In college, money is on everyone’s mind. For most freshmen it’s the first time away from family, and the first time for even have an inkling of true independence.
It’s also the first time many realize how much money it takes to live, and how much money parents (and students) are shelling out for them to attend a university.
For some, the inevitable desire arises to save money. Setting a budget, scholarships, work study and graduating early are all ways students can minimize expenses during their college years.
“I came to college with a lot of AP hours and an internship,” Hodges said. “But I changed majors, so I thought it wouldn’t really matter. I didn’t find out till fall of junior year that I could graduate early.”
There are many ways to cut a semester off college. Community college classes during the summer, transfer credits, AP credits and Belmont summer school can fill up key general education credits for far less money than taking the same classes at Belmont during the regular school year. Even people who’ve switched majors several times can sometimes muster up the credits needed to graduate with half a year to spare. For Hodges, it was not an easy decision.
“I’m really involved on campus, with international students especially, so [deciding to leave] was hard,” she said. “Ultimately, it was my first adult decision. Graduating early was the best option.”
According to a 2007 study titled “Driven and No Regrets,” the feeling of most people who graduate early is that you miss out on a lot of the experiences that make going to college fun. Social activities sometimes go to the wayside with extra studying and coursework to deal with.
Also, many feel like they get out with the bare minimum in classes.
“Most [students] could think of specific costs to graduating early,” the study noted. “These included less time and dedication to their social lives, relationships, the dorm experience, extracurricular activities, and experience and knowledge through internships or taking more courses.”

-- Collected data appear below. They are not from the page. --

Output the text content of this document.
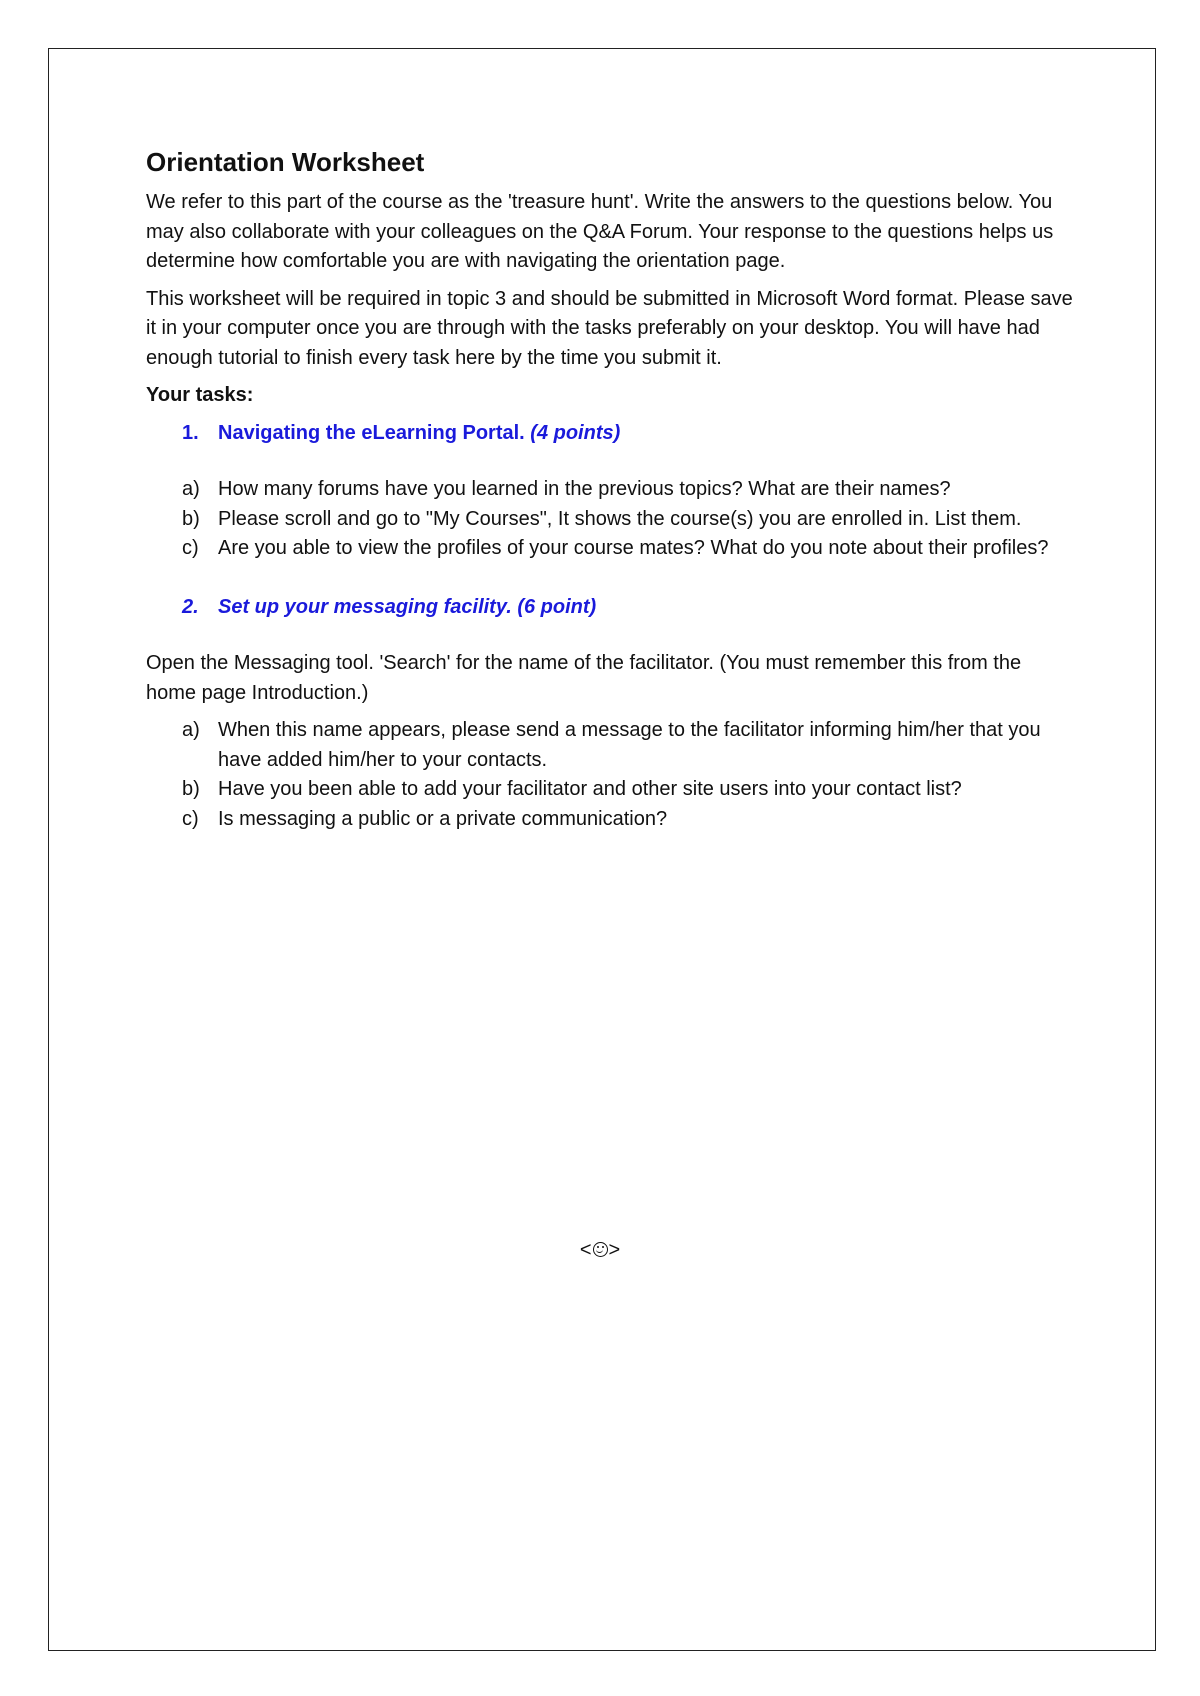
Orientation Worksheet

We refer to this part of the course as the 'treasure hunt'. Write the answers to the questions below. You may also collaborate with your colleagues on the Q&A Forum. Your response to the questions helps us determine how comfortable you are with navigating the orientation page.

This worksheet will be required in topic 3 and should be submitted in Microsoft Word format. Please save it in your computer once you are through with the tasks preferably on your desktop. You will have had enough tutorial to finish every task here by the time you submit it.

Your tasks:
1. Navigating the eLearning Portal. (4 points)
a) How many forums have you learned in the previous topics? What are their names?
b) Please scroll and go to "My Courses", It shows the course(s) you are enrolled in. List them.
c) Are you able to view the profiles of your course mates? What do you note about their profiles?
2. Set up your messaging facility. (6 point)

Open the Messaging tool. 'Search' for the name of the facilitator. (You must remember this from the home page Introduction.)

a) When this name appears, please send a message to the facilitator informing him/her that you have added him/her to your contacts.
b) Have you been able to add your facilitator and other site users into your contact list?
c) Is messaging a public or a private communication?
< >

Not only is there that to consider, but the actual experience of graduating a semester early is very different from finishing a full four year college experience. A student has to go out into the real world on his or her own and find his or her own way with less opportunity to share the experience with someone else.
However, not all former connections are necessarily abandoned.
“Graduating early, you can still stay in Nashville and be around people. You can still see your friends, you know,” Hodges said.